Various studies of various bats - there was an interesting if torturously indirect one about the Big Brown Bat a couple of years ago - have shown that this is precisely what they do. [Big Brown Bats also can do so-called "semi-predictive" trajectory calculations, homing on the
expected location of an object which they can no longer sense: object permanence
and trajectory prediction. I don't know how common an ability that is; object permanence isn't a universal trait amongst animals, I know.] I'm not a professional ethologist, but from what I know, trajectory prediction is present in most vertebrates, in one form or another. [I say, "in one form or another" because, for example, the squirrel doesn't necessarily need to track prey on the wing and go to "where it will be," but it does the same type of calculations for its own leaps.] I would venture several invertebrates - I'm thinking mostly along the lines of the predatory cephalopods - possess similar trajectory projection abilities. It's actually not that rare an ability, and most animals are a lot smarter than we necessarily realize. They should be pretty capable: every single one of them is descended from three and a half billion years worth of ancestors, not one of which died before having offspring.
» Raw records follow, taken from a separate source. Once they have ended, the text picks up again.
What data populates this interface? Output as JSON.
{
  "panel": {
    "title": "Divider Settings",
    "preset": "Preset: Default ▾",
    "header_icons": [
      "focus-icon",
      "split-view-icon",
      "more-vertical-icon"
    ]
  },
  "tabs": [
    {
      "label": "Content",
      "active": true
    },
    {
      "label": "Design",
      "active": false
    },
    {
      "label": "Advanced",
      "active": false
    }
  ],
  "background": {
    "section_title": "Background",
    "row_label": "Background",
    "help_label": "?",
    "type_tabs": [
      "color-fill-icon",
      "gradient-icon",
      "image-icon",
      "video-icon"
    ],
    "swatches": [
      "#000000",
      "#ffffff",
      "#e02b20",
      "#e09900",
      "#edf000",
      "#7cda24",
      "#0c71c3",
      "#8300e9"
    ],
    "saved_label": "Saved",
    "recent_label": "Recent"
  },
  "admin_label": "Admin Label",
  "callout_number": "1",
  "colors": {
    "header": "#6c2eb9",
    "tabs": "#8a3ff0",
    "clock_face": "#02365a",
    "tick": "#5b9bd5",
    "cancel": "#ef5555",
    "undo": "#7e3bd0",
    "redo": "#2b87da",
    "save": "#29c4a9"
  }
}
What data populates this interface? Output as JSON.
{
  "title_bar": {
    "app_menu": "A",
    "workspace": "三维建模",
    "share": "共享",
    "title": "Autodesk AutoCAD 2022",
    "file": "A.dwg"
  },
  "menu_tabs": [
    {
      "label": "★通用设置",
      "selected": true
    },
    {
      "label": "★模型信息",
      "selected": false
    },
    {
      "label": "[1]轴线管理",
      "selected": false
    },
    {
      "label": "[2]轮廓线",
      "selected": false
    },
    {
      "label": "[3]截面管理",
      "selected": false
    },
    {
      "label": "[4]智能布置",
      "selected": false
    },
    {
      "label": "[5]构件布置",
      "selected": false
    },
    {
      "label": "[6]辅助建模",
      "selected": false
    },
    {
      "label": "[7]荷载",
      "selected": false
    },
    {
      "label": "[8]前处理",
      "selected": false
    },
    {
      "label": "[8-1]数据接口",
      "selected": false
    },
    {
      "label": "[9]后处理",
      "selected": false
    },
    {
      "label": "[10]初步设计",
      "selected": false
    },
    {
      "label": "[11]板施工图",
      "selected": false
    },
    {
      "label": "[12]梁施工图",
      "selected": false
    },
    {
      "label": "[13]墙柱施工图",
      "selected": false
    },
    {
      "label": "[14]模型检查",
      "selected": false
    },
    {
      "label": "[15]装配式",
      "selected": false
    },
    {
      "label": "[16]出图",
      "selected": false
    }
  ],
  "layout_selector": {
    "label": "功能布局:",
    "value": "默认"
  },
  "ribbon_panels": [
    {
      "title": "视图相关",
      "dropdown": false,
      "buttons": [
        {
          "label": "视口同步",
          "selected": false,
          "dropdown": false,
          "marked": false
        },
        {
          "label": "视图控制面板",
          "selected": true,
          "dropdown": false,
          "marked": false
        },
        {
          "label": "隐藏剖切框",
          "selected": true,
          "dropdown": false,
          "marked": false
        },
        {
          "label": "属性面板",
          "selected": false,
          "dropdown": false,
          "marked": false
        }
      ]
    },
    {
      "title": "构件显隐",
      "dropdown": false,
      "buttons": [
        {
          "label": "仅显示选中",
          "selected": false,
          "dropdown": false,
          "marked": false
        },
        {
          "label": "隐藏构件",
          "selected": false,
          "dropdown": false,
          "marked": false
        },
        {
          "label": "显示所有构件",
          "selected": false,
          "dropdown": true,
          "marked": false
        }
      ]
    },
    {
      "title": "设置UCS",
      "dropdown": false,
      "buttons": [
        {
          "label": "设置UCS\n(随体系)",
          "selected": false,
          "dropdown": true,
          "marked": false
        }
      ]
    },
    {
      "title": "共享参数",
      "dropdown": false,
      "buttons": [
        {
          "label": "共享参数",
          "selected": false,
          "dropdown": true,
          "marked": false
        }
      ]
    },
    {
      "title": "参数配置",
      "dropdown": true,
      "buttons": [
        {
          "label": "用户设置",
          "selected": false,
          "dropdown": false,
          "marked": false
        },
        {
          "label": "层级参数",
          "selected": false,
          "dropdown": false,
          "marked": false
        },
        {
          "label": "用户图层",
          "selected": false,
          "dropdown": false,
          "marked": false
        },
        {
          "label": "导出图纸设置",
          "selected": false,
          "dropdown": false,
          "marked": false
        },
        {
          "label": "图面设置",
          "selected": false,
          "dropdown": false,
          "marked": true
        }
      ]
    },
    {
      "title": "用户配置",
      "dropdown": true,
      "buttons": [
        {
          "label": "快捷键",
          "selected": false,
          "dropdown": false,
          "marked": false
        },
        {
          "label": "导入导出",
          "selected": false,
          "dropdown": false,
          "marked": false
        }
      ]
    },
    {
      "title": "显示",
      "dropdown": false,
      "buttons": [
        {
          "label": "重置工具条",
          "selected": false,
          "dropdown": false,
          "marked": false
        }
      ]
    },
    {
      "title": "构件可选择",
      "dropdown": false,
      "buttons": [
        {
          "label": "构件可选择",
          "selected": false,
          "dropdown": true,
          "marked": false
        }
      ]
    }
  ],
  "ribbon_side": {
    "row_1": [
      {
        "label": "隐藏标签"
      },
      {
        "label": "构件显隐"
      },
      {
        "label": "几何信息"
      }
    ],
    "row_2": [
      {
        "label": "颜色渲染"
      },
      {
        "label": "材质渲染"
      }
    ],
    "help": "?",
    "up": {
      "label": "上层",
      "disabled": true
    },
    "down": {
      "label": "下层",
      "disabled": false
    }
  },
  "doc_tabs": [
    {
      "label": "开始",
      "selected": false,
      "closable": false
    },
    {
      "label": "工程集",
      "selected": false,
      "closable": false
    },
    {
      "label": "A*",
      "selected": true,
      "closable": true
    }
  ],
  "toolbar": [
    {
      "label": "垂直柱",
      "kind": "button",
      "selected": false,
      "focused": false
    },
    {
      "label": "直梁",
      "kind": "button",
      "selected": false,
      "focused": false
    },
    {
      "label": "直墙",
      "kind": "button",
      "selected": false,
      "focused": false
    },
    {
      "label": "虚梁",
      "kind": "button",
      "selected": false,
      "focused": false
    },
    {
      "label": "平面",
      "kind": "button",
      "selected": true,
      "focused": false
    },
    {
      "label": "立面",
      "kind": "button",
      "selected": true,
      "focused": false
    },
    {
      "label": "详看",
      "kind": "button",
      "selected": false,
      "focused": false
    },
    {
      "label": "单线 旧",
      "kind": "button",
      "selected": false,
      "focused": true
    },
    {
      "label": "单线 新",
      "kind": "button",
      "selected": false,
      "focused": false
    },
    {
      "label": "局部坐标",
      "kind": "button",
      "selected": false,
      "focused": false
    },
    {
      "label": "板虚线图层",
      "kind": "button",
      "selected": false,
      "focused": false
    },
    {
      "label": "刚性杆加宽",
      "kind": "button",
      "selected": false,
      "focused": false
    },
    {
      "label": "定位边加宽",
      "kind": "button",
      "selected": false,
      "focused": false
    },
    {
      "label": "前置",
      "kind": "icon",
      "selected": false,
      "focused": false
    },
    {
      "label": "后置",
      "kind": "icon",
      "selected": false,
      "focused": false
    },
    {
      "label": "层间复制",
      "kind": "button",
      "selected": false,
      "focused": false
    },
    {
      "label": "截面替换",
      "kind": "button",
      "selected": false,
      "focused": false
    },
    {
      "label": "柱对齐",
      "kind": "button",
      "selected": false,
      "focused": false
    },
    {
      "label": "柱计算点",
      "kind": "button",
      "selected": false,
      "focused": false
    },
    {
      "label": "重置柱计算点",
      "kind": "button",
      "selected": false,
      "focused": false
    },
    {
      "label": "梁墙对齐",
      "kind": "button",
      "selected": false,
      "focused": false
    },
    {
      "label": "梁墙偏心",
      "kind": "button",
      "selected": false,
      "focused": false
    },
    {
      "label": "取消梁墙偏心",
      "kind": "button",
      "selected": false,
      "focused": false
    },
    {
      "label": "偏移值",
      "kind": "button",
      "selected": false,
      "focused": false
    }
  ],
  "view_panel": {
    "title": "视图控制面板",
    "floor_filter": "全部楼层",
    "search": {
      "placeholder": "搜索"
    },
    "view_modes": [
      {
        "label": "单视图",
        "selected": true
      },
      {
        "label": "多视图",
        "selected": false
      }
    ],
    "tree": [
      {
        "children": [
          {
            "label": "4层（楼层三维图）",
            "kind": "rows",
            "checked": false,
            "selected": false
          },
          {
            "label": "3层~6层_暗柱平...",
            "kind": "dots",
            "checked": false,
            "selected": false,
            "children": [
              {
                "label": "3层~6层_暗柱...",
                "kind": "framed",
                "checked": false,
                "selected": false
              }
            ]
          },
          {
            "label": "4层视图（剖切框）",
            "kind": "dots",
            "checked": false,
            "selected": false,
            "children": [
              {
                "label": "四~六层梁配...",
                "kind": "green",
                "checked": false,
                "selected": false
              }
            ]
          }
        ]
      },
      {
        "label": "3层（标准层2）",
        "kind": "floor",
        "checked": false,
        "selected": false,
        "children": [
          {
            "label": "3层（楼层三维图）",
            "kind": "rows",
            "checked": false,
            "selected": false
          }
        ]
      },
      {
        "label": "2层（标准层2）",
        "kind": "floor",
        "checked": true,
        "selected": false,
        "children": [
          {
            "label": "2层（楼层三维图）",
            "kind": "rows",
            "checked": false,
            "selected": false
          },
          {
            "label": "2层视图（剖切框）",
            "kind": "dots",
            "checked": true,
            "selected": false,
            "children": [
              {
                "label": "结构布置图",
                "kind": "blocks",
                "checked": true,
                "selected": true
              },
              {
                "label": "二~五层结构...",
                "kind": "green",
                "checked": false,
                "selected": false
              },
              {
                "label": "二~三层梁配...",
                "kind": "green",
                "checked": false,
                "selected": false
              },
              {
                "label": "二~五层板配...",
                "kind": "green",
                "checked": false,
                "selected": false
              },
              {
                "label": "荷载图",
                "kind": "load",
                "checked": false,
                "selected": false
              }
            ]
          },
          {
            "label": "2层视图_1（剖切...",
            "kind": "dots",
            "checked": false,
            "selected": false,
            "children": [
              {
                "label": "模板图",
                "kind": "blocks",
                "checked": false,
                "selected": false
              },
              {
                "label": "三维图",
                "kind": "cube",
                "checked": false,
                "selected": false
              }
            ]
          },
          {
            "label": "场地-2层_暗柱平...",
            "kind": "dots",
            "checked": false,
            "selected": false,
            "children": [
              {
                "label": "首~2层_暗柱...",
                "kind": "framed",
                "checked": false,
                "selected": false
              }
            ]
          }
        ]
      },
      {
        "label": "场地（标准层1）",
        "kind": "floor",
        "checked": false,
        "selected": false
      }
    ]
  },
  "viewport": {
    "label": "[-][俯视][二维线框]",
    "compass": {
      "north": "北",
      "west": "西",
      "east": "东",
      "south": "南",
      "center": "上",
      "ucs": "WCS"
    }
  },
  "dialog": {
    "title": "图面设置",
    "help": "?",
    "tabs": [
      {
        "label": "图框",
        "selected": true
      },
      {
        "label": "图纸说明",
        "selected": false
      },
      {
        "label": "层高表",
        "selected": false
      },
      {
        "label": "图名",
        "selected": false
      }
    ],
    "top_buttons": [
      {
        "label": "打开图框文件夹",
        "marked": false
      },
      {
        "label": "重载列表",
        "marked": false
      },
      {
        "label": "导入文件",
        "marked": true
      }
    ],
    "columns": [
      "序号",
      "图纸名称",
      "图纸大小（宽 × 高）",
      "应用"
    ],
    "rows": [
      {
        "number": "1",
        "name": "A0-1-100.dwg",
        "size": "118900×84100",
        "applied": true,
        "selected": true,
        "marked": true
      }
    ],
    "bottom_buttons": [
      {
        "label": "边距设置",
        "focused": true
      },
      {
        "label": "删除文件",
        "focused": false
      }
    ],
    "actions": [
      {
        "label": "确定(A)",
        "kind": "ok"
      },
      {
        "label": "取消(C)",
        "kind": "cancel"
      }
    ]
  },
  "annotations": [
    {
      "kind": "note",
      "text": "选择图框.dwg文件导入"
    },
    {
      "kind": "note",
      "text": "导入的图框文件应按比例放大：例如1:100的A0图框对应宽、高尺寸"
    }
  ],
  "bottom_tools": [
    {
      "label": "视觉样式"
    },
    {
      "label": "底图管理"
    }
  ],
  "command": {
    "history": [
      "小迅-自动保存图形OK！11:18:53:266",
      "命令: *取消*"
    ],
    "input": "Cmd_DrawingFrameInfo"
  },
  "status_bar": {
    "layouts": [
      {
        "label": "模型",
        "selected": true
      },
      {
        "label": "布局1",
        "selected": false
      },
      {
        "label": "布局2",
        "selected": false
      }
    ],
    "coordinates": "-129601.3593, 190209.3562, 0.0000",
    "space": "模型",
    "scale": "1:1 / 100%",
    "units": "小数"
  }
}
Someone mentioned above that the system could use predictive software to perform the same tasks, taking velocity and distance measurements and predicting, "If the target has, during the 'lag' period [whose duration can be determined by distance], continued to do what it was doing, this is where it will be." That person was right on: algorithms like this exist today [anyone here could write one], and some of them are pretty clever. Game mechanics for this type of system would be trivial to design.
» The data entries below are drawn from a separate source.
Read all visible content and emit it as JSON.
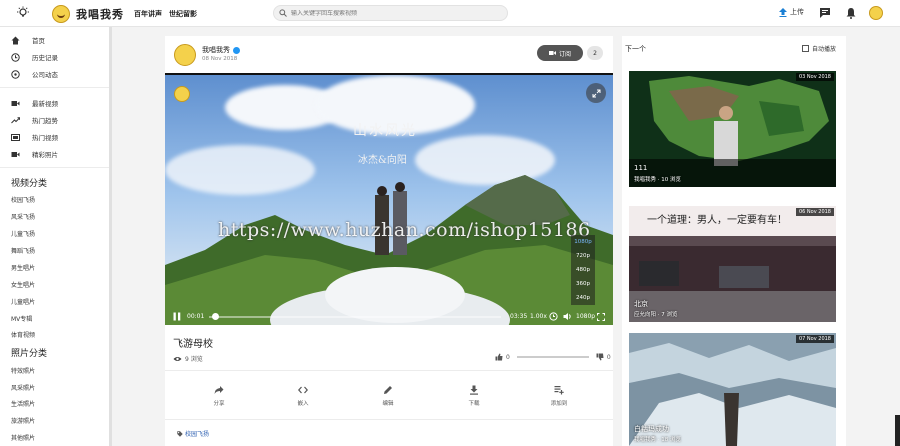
{
  "header": {
    "site_name": "我唱我秀",
    "slogan": "百年讲声　世纪留影",
    "search_placeholder": "输入关键字回车搜索视频",
    "upload_label": "上传"
  },
  "sidebar": {
    "nav": [
      {
        "label": "首页",
        "icon": "home-icon"
      },
      {
        "label": "历史记录",
        "icon": "history-icon"
      },
      {
        "label": "公司动态",
        "icon": "news-icon"
      }
    ],
    "nav2": [
      {
        "label": "最新视频",
        "icon": "video-icon"
      },
      {
        "label": "热门趋势",
        "icon": "trending-icon"
      },
      {
        "label": "热门视频",
        "icon": "hot-video-icon"
      },
      {
        "label": "精彩照片",
        "icon": "photo-icon"
      }
    ],
    "video_section": "视频分类",
    "video_cats": [
      "校园飞扬",
      "风采飞扬",
      "儿童飞扬",
      "舞蹈飞扬",
      "男生唱片",
      "女生唱片",
      "儿童唱片",
      "MV专辑",
      "体育视频"
    ],
    "photo_section": "照片分类",
    "photo_cats": [
      "特效照片",
      "风采照片",
      "生活照片",
      "旅游照片",
      "其他照片"
    ]
  },
  "video": {
    "channel_name": "我唱我秀",
    "channel_date": "08 Nov 2018",
    "follow_label": "订阅",
    "follow_count": "2",
    "overlay_title": "山水风光",
    "overlay_sub": "冰杰&向阳",
    "watermark": "https://www.huzhan.com/ishop15186",
    "current_time": "00:01",
    "duration": "03:35",
    "speed": "1.00x",
    "quality": "1080p",
    "quality_options": [
      "1080p",
      "720p",
      "480p",
      "360p",
      "240p"
    ],
    "progress": 0.01,
    "title": "飞游母校",
    "views": "9 浏览",
    "likes": "0",
    "dislikes": "0",
    "actions": [
      "分享",
      "嵌入",
      "编辑",
      "下载",
      "添加到"
    ],
    "tag": "校园飞扬"
  },
  "up_next": {
    "title": "下一个",
    "autoplay_label": "自动播放",
    "items": [
      {
        "date": "03 Nov 2018",
        "title": "111",
        "meta": "我唱我秀 · 10 浏览"
      },
      {
        "date": "06 Nov 2018",
        "title": "北京",
        "meta": "应允向阳 · 7 浏览",
        "overlay": "一个道理：男人，一定要有车！"
      },
      {
        "date": "07 Nov 2018",
        "title": "白钴玛成功",
        "meta": "我唱我秀 · 18 浏览"
      }
    ]
  }
}
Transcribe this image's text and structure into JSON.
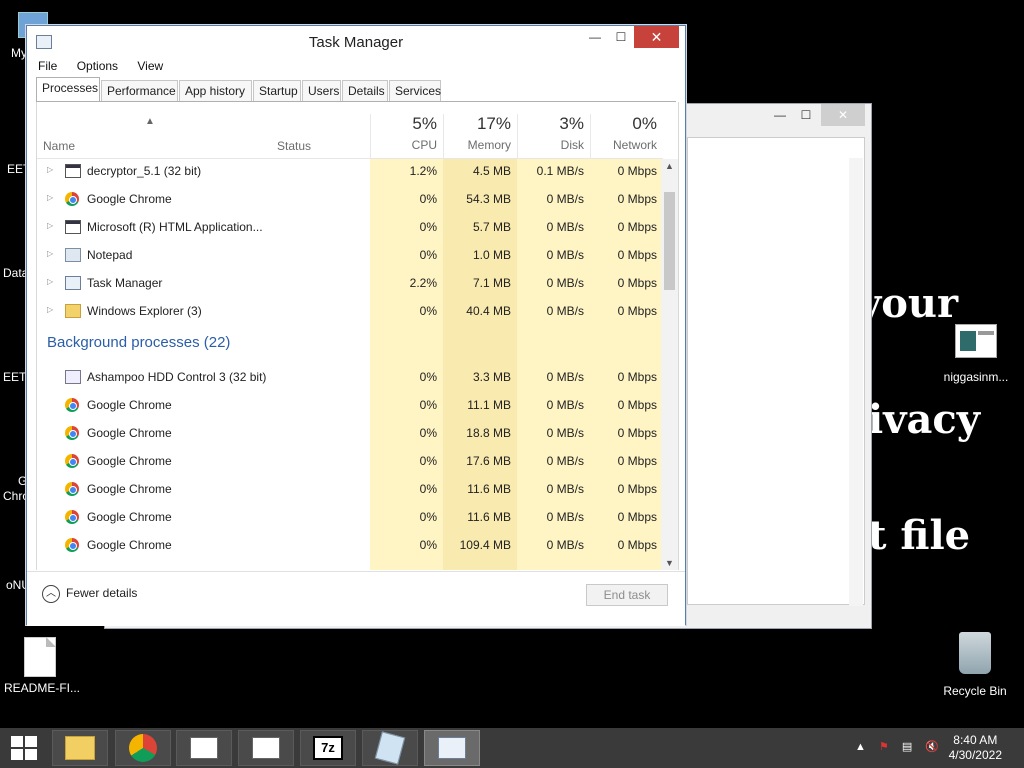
{
  "desktop": {
    "icons": [
      {
        "label": "My C",
        "name": "desktop-icon-my-computer"
      },
      {
        "label": "EET",
        "name": "desktop-icon-eet"
      },
      {
        "label": "Data",
        "name": "desktop-icon-data"
      },
      {
        "label": "EETK",
        "name": "desktop-icon-eetk"
      },
      {
        "label": "G",
        "name": "desktop-icon-g"
      },
      {
        "label": "Chro",
        "name": "desktop-icon-chrome"
      },
      {
        "label": "oNU",
        "name": "desktop-icon-onu"
      },
      {
        "label": "README-FI...",
        "name": "desktop-icon-readme"
      },
      {
        "label": "niggasinm...",
        "name": "desktop-icon-niggasinm"
      },
      {
        "label": "Recycle Bin",
        "name": "desktop-icon-recycle-bin"
      }
    ],
    "background_text": [
      "your",
      "ivacy",
      "t file"
    ]
  },
  "task_manager": {
    "title": "Task Manager",
    "menu": [
      "File",
      "Options",
      "View"
    ],
    "tabs": [
      "Processes",
      "Performance",
      "App history",
      "Startup",
      "Users",
      "Details",
      "Services"
    ],
    "active_tab": "Processes",
    "columns": {
      "name": "Name",
      "status": "Status",
      "cpu": {
        "pct": "5%",
        "label": "CPU"
      },
      "memory": {
        "pct": "17%",
        "label": "Memory"
      },
      "disk": {
        "pct": "3%",
        "label": "Disk"
      },
      "network": {
        "pct": "0%",
        "label": "Network"
      }
    },
    "apps": [
      {
        "name": "decryptor_5.1 (32 bit)",
        "icon": "window-icon",
        "cpu": "1.2%",
        "memory": "4.5 MB",
        "disk": "0.1 MB/s",
        "network": "0 Mbps"
      },
      {
        "name": "Google Chrome",
        "icon": "chrome-icon",
        "cpu": "0%",
        "memory": "54.3 MB",
        "disk": "0 MB/s",
        "network": "0 Mbps"
      },
      {
        "name": "Microsoft (R) HTML Application...",
        "icon": "window-icon",
        "cpu": "0%",
        "memory": "5.7 MB",
        "disk": "0 MB/s",
        "network": "0 Mbps"
      },
      {
        "name": "Notepad",
        "icon": "notepad-icon",
        "cpu": "0%",
        "memory": "1.0 MB",
        "disk": "0 MB/s",
        "network": "0 Mbps"
      },
      {
        "name": "Task Manager",
        "icon": "task-manager-icon",
        "cpu": "2.2%",
        "memory": "7.1 MB",
        "disk": "0 MB/s",
        "network": "0 Mbps"
      },
      {
        "name": "Windows Explorer (3)",
        "icon": "folder-icon",
        "cpu": "0%",
        "memory": "40.4 MB",
        "disk": "0 MB/s",
        "network": "0 Mbps"
      }
    ],
    "background_group": "Background processes (22)",
    "background": [
      {
        "name": "Ashampoo HDD Control 3 (32 bit)",
        "icon": "app-icon",
        "cpu": "0%",
        "memory": "3.3 MB",
        "disk": "0 MB/s",
        "network": "0 Mbps"
      },
      {
        "name": "Google Chrome",
        "icon": "chrome-icon",
        "cpu": "0%",
        "memory": "11.1 MB",
        "disk": "0 MB/s",
        "network": "0 Mbps"
      },
      {
        "name": "Google Chrome",
        "icon": "chrome-icon",
        "cpu": "0%",
        "memory": "18.8 MB",
        "disk": "0 MB/s",
        "network": "0 Mbps"
      },
      {
        "name": "Google Chrome",
        "icon": "chrome-icon",
        "cpu": "0%",
        "memory": "17.6 MB",
        "disk": "0 MB/s",
        "network": "0 Mbps"
      },
      {
        "name": "Google Chrome",
        "icon": "chrome-icon",
        "cpu": "0%",
        "memory": "11.6 MB",
        "disk": "0 MB/s",
        "network": "0 Mbps"
      },
      {
        "name": "Google Chrome",
        "icon": "chrome-icon",
        "cpu": "0%",
        "memory": "11.6 MB",
        "disk": "0 MB/s",
        "network": "0 Mbps"
      },
      {
        "name": "Google Chrome",
        "icon": "chrome-icon",
        "cpu": "0%",
        "memory": "109.4 MB",
        "disk": "0 MB/s",
        "network": "0 Mbps"
      }
    ],
    "footer": {
      "fewer_details": "Fewer details",
      "end_task": "End task"
    }
  },
  "taskbar": {
    "buttons": [
      "start-icon",
      "file-explorer-icon",
      "chrome-icon",
      "app-window-icon",
      "app-window-icon",
      "7zip-icon",
      "notepad-icon",
      "task-manager-icon"
    ],
    "time": "8:40 AM",
    "date": "4/30/2022"
  },
  "colors": {
    "cpu_shade": "#fff4c4",
    "memory_shade": "#f9eab0",
    "accent_blue": "#2b5ea8",
    "close_red": "#c7423a"
  }
}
QUOTE (Dr. Funkenstein @ Nov 28 2009, 07:29 AM)

If ultrasound imaging was the bee's knees, why isn't it used more often today? Especially by the military. Instead we only ever really see it as pretty shoddy imaging with sonar or for looking inside an expecting mother.
This may be a good argument with respect to ultrasound, specifically - perhaps its limitations are inherent, and not technological - but using this logic, why aren't Wired Reflexes used more often today? Sometimes the difference between today's technology and SR's is because we just haven't gotten there technologically yet. I have confidence that ultrasound imaging for humans will continue to develop until it is a useful technology for various applications...unless its necessity is superceded by some other development, as so often happens. [The Fourth Earl of Dundonald: "I've finally found a way to make tar out of coal [instead of wood] that you can spread on the bottoms of your tropics-bound ships to protect them!" British Admiralty: "We're just using copper now. Sorry."]
That said, perhaps there are valid and inherent reasons that ultrasound imaging won't be practical,
ever, but that would surprise me deeply, given its clear utility in various animal species.
QUOTE (Dr. Funkenstein @ Nov 28 2009, 07:29 AM)

I imagine it'd be really easy to defeat if it ever became popular, too. All you would have to do is learn what frequency or frequencies the enemy is using, then spend a buck fifty on a transmitter that throws out random noise at the same frequencies.
Yeah, but for every sense, there is a countermeasure. You can do precisely the same for sight, or for hearing. [Some people can do this for scent, and it won't even cost you "a buck fifty."] Echolocation has a countermeasure that I find particularly intriguing, which I'd have some difficulty adapting for other senses: if you artificially accelerate or delay a bat's ultrasound, you can get it to try to land on things that are not where the bat thinks they are. This is done, of course, in controlled lab environments, but with super-future-handwavium, I don't see it as being particularly impossible in a broader environment, either.